When Renovate bumps engine_versions/vllm.yaml or engine_versions/tensorrt.yaml, the corresponding cells (in the invariants-others / schemas-others matrix) fire and pull upstream images directly (no first-party build).

A weekly scheduled run (Monday 05:37 UTC) fires build-transformers with --no-cache for drift detection - if the resulting layer cache diverges from the prior :<VERSION>-buildcache, that surfaces external dependency drift (apt repo, PyPI wheel re-publish, base image silent update) that layer caching alone wouldn't catch. Cells skip on schedule (no PR to write back to).

publish-engine-image.yml remains a separate workflow on push: main, tag-copying :transformers-<VERSION> to canonical :latest for production consumers.

Running tests

Host tests (the majority - orchestration, config, energy scaffolding, CLI):

uv run pytest tests/

Engine-touching tests gate themselves via pytest.importorskip("transformers") (or vllm, etc.) and are skipped on host. To exercise them, run pytest inside the matching engine image:

docker run --rm \
-v "$(pwd)":/repo -w /repo \
--entrypoint pytest \
llenergymeasure:transformers-${VER} \
tests/unit/scripts/engine_miners/test_transformers_miner.py

Why this contract

The project previously offered three host extras ([transformers], [vllm], [tensorrt]), each pulling its engine library into the host uv.lock. Three problems compounded:

  1. tensorrt-llm 0.21.0 loads CUDA bindings on import, so the host couldn't even resolve the [tensorrt] extra without GPU drivers (#437).
  2. The unified lock fought itself: tensorrt-llm transitively forced transformers<4.48 even when only [transformers] was installed, breaking vLLM's torch in turn (#437, #464).
  3. The tensorrt_llm wheel is multi-gigabyte; Renovate's lock-update runner OOMed every time it tried to refresh the lock.

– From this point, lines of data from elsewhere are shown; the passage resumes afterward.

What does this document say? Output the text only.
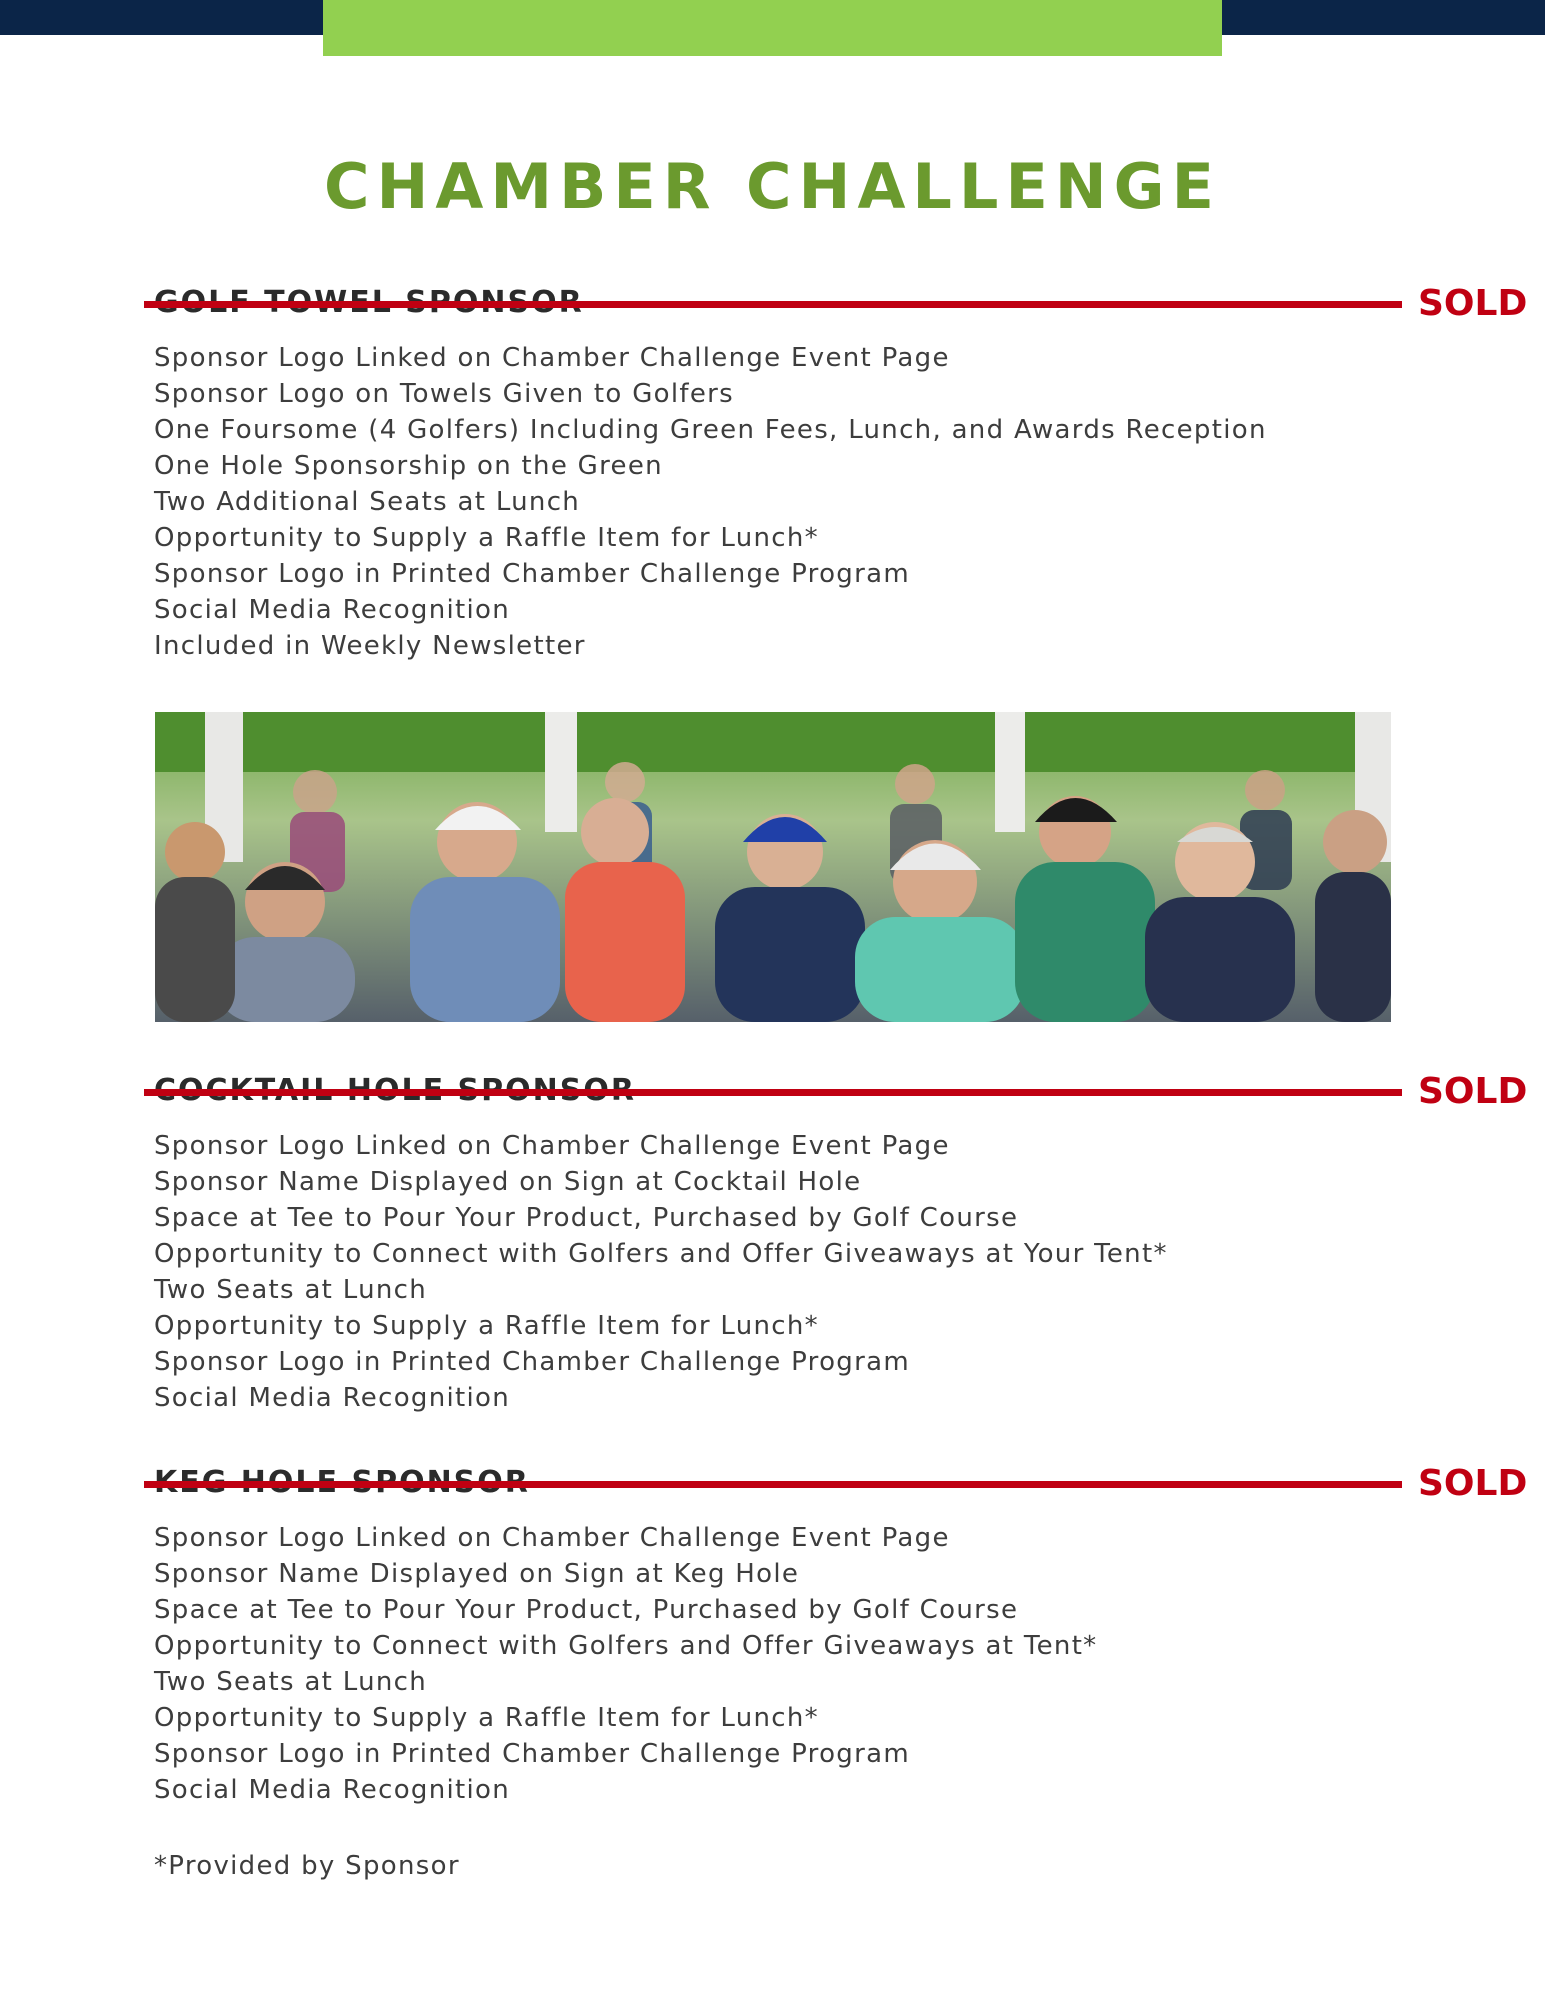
CHAMBER CHALLENGE
SOLD
Sponsor Logo Linked on Chamber Challenge Event Page
Sponsor Logo on Towels Given to Golfers
One Foursome (4 Golfers) Including Green Fees, Lunch, and Awards Reception
One Hole Sponsorship on the Green
Two Additional Seats at Lunch
Opportunity to Supply a Raffle Item for Lunch*
Sponsor Logo in Printed Chamber Challenge Program
Social Media Recognition
Included in Weekly Newsletter
SOLD
Sponsor Logo Linked on Chamber Challenge Event Page
Sponsor Name Displayed on Sign at Cocktail Hole
Space at Tee to Pour Your Product, Purchased by Golf Course
Opportunity to Connect with Golfers and Offer Giveaways at Your Tent*
Two Seats at Lunch
Opportunity to Supply a Raffle Item for Lunch*
Sponsor Logo in Printed Chamber Challenge Program
Social Media Recognition
SOLD
Sponsor Logo Linked on Chamber Challenge Event Page
Sponsor Name Displayed on Sign at Keg Hole
Space at Tee to Pour Your Product, Purchased by Golf Course
Opportunity to Connect with Golfers and Offer Giveaways at Tent*
Two Seats at Lunch
Opportunity to Supply a Raffle Item for Lunch*
Sponsor Logo in Printed Chamber Challenge Program
Social Media Recognition
*Provided by Sponsor
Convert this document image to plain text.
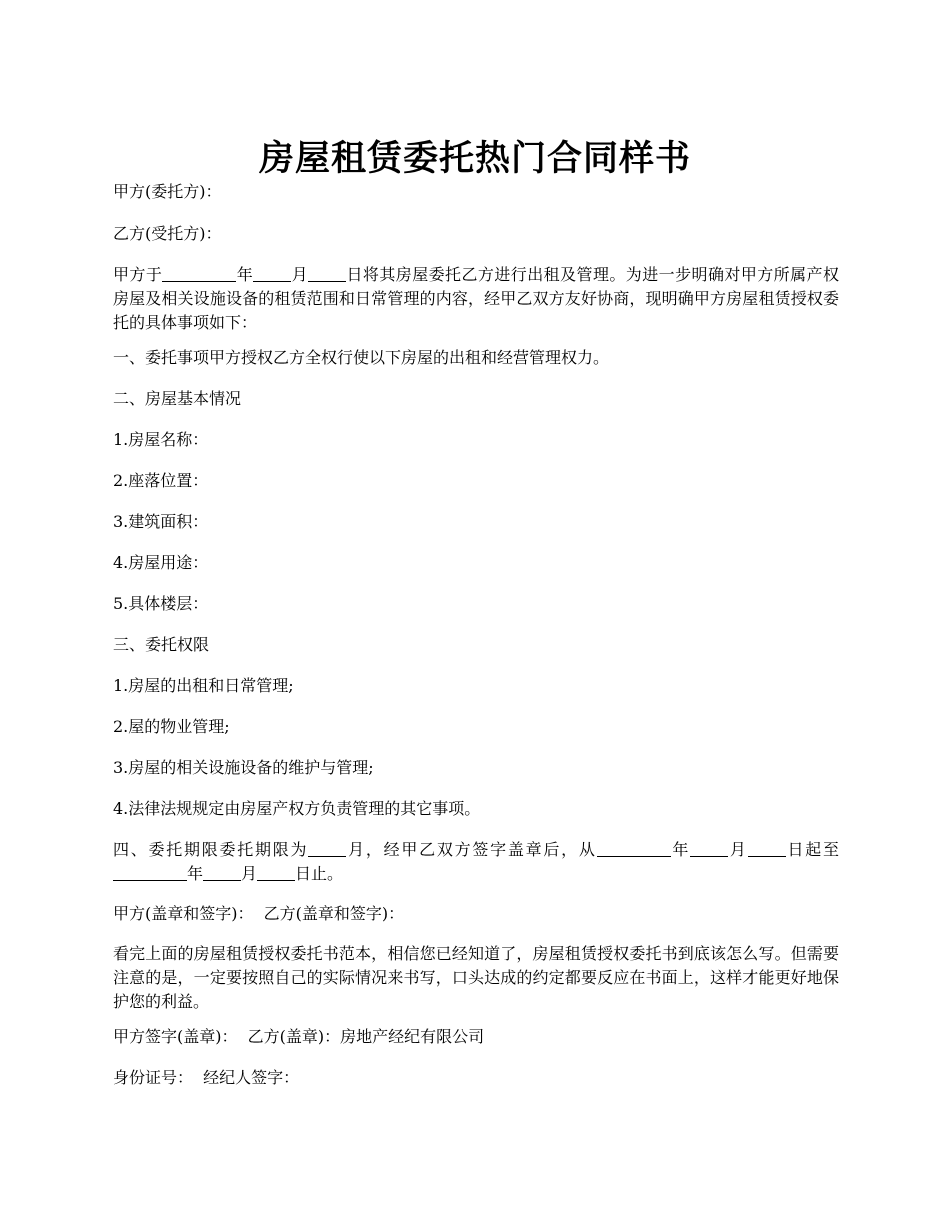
房屋租赁委托热门合同样书

甲方(委托方)：

乙方(受托方)：

甲方于	年 月 日将其房屋委托乙方进行出租及管理。为进一步明确对甲方所属产权房屋及相关设施设备的租赁范围和日常管理的内容，经甲乙双方友好协商，现明确甲方房屋租赁授权委托的具体事项如下：

一、委托事项甲方授权乙方全权行使以下房屋的出租和经营管理权力。

二、房屋基本情况

1.房屋名称：

2.座落位置：

3.建筑面积：

4.房屋用途：

5.具体楼层：

三、委托权限

1.房屋的出租和日常管理;

2.屋的物业管理;

3.房屋的相关设施设备的维护与管理;

4.法律法规规定由房屋产权方负责管理的其它事项。

四、委托期限委托期限为 月，经甲乙双方签字盖章后，从	年 月 日起至年 月 日止。

甲方(盖章和签字)：  乙方(盖章和签字)：

看完上面的房屋租赁授权委托书范本，相信您已经知道了，房屋租赁授权委托书到底该怎么写。但需要注意的是，一定要按照自己的实际情况来书写，口头达成的约定都要反应在书面上，这样才能更好地保护您的利益。

甲方签字(盖章)：  乙方(盖章)：房地产经纪有限公司

身份证号：  经纪人签字：
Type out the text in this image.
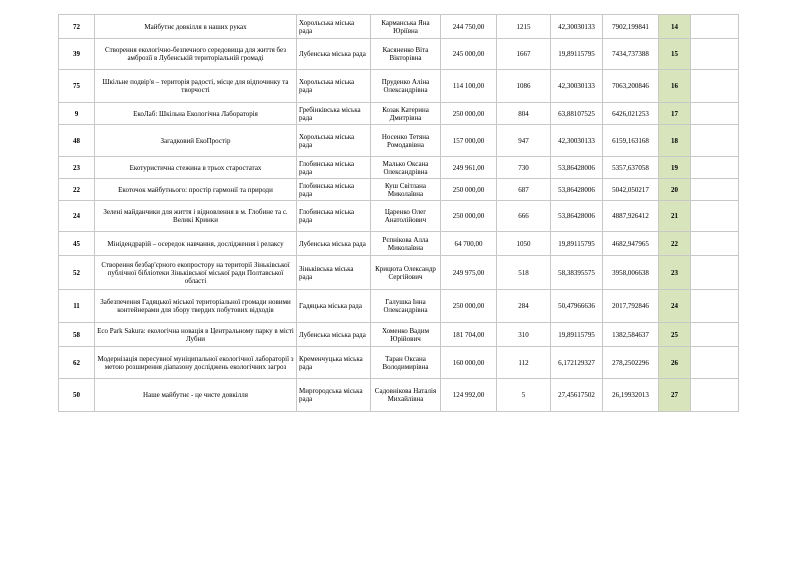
72	Майбутнє довкілля в наших руках	Хорольська міська рада	Карманська Яна Юріївна	244 750,00	1215	42,30030133	7902,199841	14	
39	Створення екологічно-безпечного середовища для життя без амброзії в Лубенській територіальній громаді	Лубенська міська рада	Касяненко Віта Вікторівна	245 000,00	1667	19,89115795	7434,737388	15	
75	Шкільне подвір'я – територія радості, місце для відпочинку та творчості	Хорольська міська рада	Пруденко Аліна Олександрівна	114 100,00	1086	42,30030133	7063,200846	16	
9	ЕкоЛаб: Шкільна Екологічна Лабораторія	Гребінківська міська рада	Козак Катерина Дмитрівна	250 000,00	804	63,88107525	6426,021253	17	
48	Загадковий ЕкоПростір	Хорольська міська рада	Носенко Тетяна Ромодавівна	157 000,00	947	42,30030133	6159,163168	18	
23	Екотуристична стежина в трьох старостатах	Глобинська міська рада	Малько Оксана Олександрівна	249 961,00	730	53,86428006	5357,637058	19	
22	Екоточок майбутнього: простір гармонії та природи	Глобинська міська рада	Куш Світлана Миколаївна	250 000,00	687	53,86428006	5042,050217	20	
24	Зелені майданчики для життя і відновлення в м. Глобине та с. Великі Кринки	Глобинська міська рада	Царенко Олег Анатолійович	250 000,00	666	53,86428006	4887,926412	21	
45	Мінідендрарій – осередок навчання, дослідження і релаксу	Лубенська міська рада	Рєпнікова Алла Миколаївна	64 700,00	1050	19,89115795	4682,947965	22	
52	Створення безбар'єрного екопростору на території Зіньківської публічної бібліотеки Зіньківської міської ради Полтавської області	Зіньківська міська рада	Крицюта Олександр Сергійович	249 975,00	518	58,38395575	3958,006638	23	
11	Забезпечення Гадяцької міської територіальної громади новими контейнерами для збору твердих побутових відходів	Гадяцька міська рада	Галушка Інна Олександрівна	250 000,00	284	50,47966636	2017,792846	24	
58	Eco Park Sakura: екологічна новація в Центральному парку в місті Лубни	Лубенська міська рада	Хоменко Вадим Юрійович	181 704,00	310	19,89115795	1382,584637	25	
62	Модернізація пересувної муніципальної екологічної лабораторії з метою розширення діапазону досліджень екологічних загроз	Кременчуцька міська рада	Таран Оксана Володимирівна	160 000,00	112	6,172129327	278,2502296	26	
50	Наше майбутнє - це чисте довкілля	Миргородська міська рада	Садовнікова Наталія Михайлівна	124 992,00	5	27,45617502	26,19932013	27	
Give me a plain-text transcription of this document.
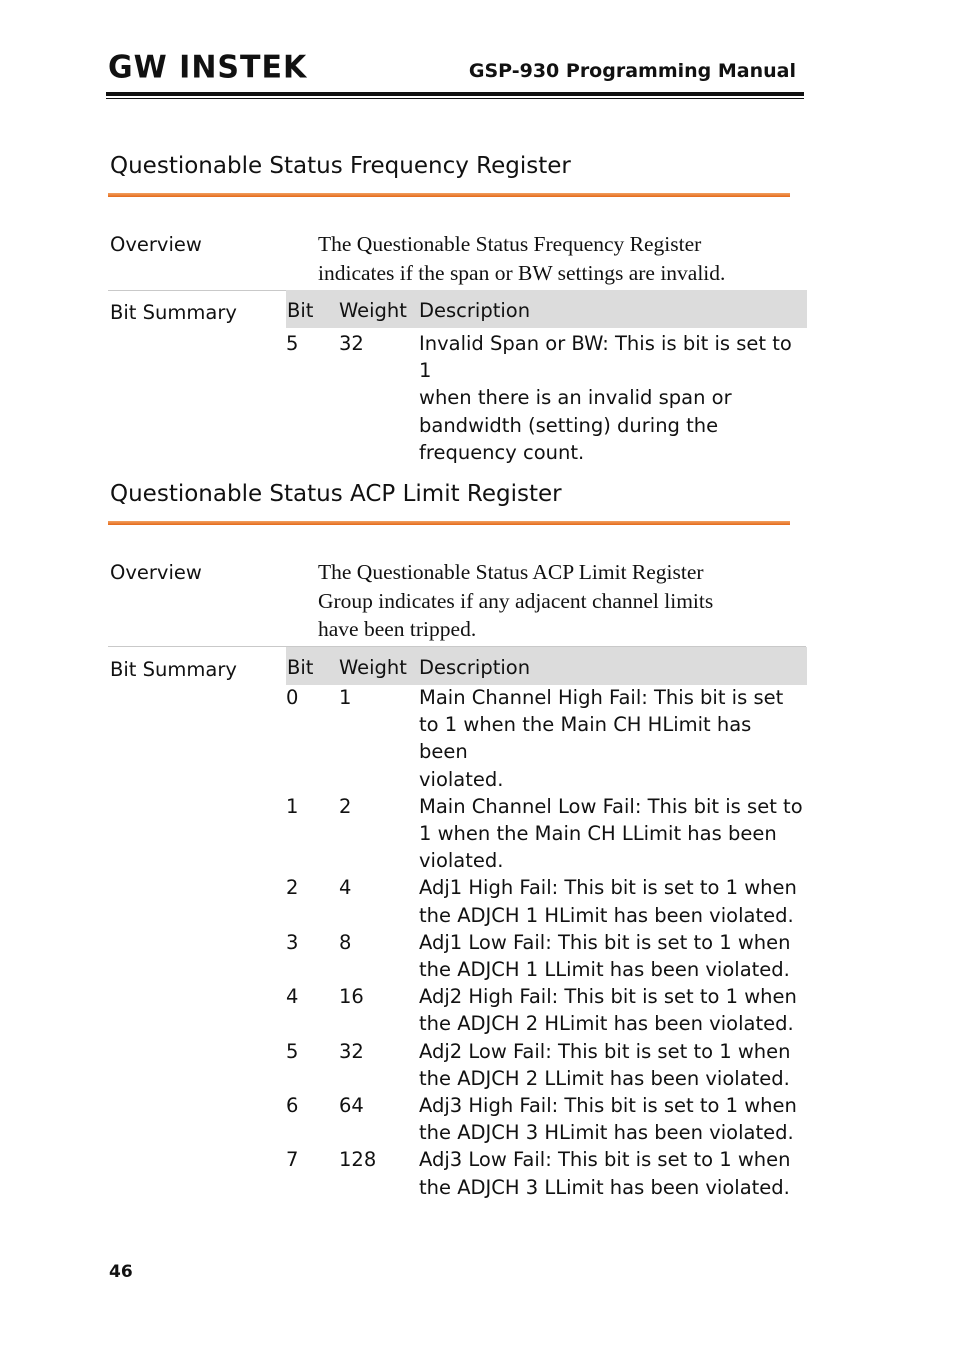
GW INSTEK	GSP-930 Programming Manual
Questionable Status Frequency Register
Overview	The Questionable Status Frequency Register
indicates if the span or BW settings are invalid.
Bit Summary	Bit Weight Description
5 32	Invalid Span or BW: This is bit is set to 1
when there is an invalid span or
bandwidth (setting) during the
frequency count.
Questionable Status ACP Limit Register
Overview	The Questionable Status ACP Limit Register
Group indicates if any adjacent channel limits
have been tripped.
Bit Summary	Bit Weight Description
0 1	Main Channel High Fail: This bit is set
to 1 when the Main CH HLimit has been
violated.
1 2	Main Channel Low Fail: This bit is set to
1 when the Main CH LLimit has been
violated.
2 4	Adj1 High Fail: This bit is set to 1 when
the ADJCH 1 HLimit has been violated.
3 8	Adj1 Low Fail: This bit is set to 1 when
the ADJCH 1 LLimit has been violated.
4 16	Adj2 High Fail: This bit is set to 1 when
the ADJCH 2 HLimit has been violated.
5 32	Adj2 Low Fail: This bit is set to 1 when
the ADJCH 2 LLimit has been violated.
6 64	Adj3 High Fail: This bit is set to 1 when
the ADJCH 3 HLimit has been violated.
7 128 Adj3 Low Fail: This bit is set to 1 when
the ADJCH 3 LLimit has been violated.
46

Engines-in-Docker collapses the trichotomy (Tier 1 host-import, Tier 2 host- incompatible-Docker, Tier 3 import-requires-GPU) into a single tier: every engine producer runs inside its own image, period. The host lock has no engine deps and resolves cleanly; Renovate stops OOMing; CUDA-on-import is no longer a host problem.

The cost - slower iteration on engine code (Docker build + run vs python -m)

  • is a non-issue because engine-touching iteration was already Docker-bound in practice. This contract just stops pretending host imports work for those paths.